Ecosyste.ms: Awesome

An open API service indexing awesome lists of open source software.

Awesome Lists | Featured Topics | Projects

https://github.com/jcreigno/nodejs-file-extractor

Extract data from text files or log files using regular expressions
https://github.com/jcreigno/nodejs-file-extractor

Last synced: 20 days ago
JSON representation

Extract data from text files or log files using regular expressions

Awesome Lists containing this project

README

        

file-extractor [![build status](https://secure.travis-ci.org/jcreigno/nodejs-file-extractor.png)](http://travis-ci.org/jcreigno/nodejs-file-extractor) [![NPM version](https://badge.fury.io/js/file-extractor.png)](https://npmjs.org/package/file-extractor)
=========

> Extract data from text files or log files using regular expressions.

introduction
------------
Extractor scans file line by line. Registred callbacks are notified when a patterm matches current line.

synopsis
--------
Start extracting stdin :

```javascript
var extractor = require('file-extractor');

extractor().matches(/;(?!(?:[^",]|[^"],[^"])+")/,function(m){
console.log(m);
}).start();
```
Using multiple patterns :

```javascript
var extractor = require('file-extractor');

extractor()
.matches(/regex1/, cb1)
.matches(/regex2/, cb2)
.matches(/regex3/, cb3).start();
```

Using an accumulator :

```javascript
var extractor = require('file-extractor'),
fs = require('fs');

var s = fs.createReadStream(__dirname + '/sample.csv',{});
extractor({'count': 0}).matches(/;(?!(?:[^",]|[^"],[^"])+")/,function(m, vars){
console.log(m);
vars.count ++;
}).on('end', function(vars){
console.log(vars.count + ' matches found.');
}).start(s);
```

Using an successive match :

```javascript
var extractor = require('file-extractor'),
fs = require('fs');

var s = fs.createReadStream(__dirname + '/sample.csv',{});
extractor({'count': 0}).matches(/;(?!(?:[^",]|[^"],[^"])+")/g,function(m, vars, files, firstMatch){
console.log(m);
vars.count ++;
}).on('end', function(vars){
console.log(vars.count + ' matches found.');
}).start(s);
```

Using watch mode :

```javascript
var extractor = require('file-extractor');

extractor()
.matches(/regex1/, cb1)
.matches(/regex2/, cb2)
.matches(/regex3/, cb3).watch('sample.txt');
```
This mode supports wildcards in file names :
```javascript
var extractor = require('file-extractor');

extractor()
.matches(/regex1/, cb1)
.matches(/regex2/, cb2)
.matches(/regex3/, cb3).watch('/var/log/*.log');
```

In this case an additionnal parameter is passed to the callback function to indicate which file triggered the pattern.
```javascript
var extractor = require('file-extractor');

extractor()
.matches(/regex3/, function(match, vars, file){
console.log('pattern found in : ' + file);
}).watch('/var/log/*.log');
```

installation
------------

$ npm install file-extractor

API
===

extractor(ac={}, options={})
----------------
The constructor function creates a new `extractor`. Optionnaly pass an accumulator as parameter.
Accumulator may be used to share data across callbacks.
Options is an object with the folowing attributes :
* successive: [true|false] to enable/disable multiple match on same line.

.matches(regex, callback)
--------------------------
Register a new matching pattern and corresponding callback. Each match is notified using callback.

* First callback parameter is regex.exec result.
* Second parameter is the accumulator object.
* optionnaly the third parameter is file name (in watch mode).

Return value is `this` to enable method chaining.

.start(readableStream=process.stdin)
------------------------------------
Start scanning stream and notify callbacks.

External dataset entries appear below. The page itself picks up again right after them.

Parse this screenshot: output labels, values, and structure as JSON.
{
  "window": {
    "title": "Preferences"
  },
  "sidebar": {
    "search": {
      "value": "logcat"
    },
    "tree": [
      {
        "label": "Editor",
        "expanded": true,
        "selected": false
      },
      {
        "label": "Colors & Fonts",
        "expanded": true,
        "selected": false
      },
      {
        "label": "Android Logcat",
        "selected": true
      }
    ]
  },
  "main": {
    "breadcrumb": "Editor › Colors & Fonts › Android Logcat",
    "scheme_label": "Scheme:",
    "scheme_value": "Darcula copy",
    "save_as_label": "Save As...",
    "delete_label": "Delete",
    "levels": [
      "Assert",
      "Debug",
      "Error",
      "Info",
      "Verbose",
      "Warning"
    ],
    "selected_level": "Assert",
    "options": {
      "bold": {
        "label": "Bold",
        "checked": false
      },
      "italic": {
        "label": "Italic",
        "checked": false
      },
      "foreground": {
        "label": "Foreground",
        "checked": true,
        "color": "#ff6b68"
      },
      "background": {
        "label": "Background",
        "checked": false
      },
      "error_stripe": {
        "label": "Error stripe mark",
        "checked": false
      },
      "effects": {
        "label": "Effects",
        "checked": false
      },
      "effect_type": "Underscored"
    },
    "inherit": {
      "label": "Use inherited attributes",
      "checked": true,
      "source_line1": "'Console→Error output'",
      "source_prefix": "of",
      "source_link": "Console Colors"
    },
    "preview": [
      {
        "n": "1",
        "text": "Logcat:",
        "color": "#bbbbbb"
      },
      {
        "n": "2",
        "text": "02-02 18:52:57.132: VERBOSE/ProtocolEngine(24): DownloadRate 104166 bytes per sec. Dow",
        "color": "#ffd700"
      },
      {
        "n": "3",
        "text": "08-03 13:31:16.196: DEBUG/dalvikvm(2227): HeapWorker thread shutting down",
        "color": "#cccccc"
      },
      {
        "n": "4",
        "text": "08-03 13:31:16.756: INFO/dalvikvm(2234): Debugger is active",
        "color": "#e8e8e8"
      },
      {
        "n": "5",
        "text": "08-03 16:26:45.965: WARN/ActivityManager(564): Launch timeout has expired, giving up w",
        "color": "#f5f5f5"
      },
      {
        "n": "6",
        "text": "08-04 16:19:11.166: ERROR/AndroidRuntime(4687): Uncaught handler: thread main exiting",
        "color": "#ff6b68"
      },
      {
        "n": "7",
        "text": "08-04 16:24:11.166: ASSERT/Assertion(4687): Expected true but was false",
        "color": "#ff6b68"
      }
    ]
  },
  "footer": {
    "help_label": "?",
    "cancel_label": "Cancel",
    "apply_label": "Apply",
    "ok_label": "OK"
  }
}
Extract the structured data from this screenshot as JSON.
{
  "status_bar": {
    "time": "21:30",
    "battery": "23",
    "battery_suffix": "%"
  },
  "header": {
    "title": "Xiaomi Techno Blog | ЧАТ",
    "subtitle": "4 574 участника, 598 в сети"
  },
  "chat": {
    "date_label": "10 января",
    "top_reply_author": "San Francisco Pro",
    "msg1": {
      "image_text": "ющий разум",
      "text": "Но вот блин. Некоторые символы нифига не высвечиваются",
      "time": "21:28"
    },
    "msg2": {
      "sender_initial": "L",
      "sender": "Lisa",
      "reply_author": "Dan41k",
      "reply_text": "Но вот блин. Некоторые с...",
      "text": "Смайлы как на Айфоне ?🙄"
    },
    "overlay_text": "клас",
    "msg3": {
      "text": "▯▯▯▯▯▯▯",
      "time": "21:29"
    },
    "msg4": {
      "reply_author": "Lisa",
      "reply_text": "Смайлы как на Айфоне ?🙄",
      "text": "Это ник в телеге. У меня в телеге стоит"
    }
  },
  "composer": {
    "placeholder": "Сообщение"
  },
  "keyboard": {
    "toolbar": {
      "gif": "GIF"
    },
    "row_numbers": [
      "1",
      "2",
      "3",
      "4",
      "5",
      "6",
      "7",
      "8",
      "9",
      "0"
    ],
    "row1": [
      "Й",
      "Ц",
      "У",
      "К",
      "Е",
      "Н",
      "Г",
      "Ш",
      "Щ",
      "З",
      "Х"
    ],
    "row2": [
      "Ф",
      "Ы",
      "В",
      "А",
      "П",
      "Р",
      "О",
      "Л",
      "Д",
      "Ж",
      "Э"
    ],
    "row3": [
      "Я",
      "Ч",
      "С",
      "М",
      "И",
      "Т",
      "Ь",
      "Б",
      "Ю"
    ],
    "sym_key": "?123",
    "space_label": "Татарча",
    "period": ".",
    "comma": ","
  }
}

If `readableStream` is empty use standard input `process.stdin`.

.watch(filename)
------------------------------------
Start watching file `filename` for modification, may contains wildcard (see `minimatch` by @izs). Each new lines will trigger matching callbacks.

.close()
------------------------------------
Clean up method. Remove any watcher on file.

Events
======

'end'
-----
Sent when end of stream is reached. The current accumulator is given as first parameter to the event listener. Only emited in no-watch mode (`start` method).

'error'
-----
Sent when watching files with wildcards (`*`) and an error occurred when selecting files. Only emited in watch mode (`watch` method).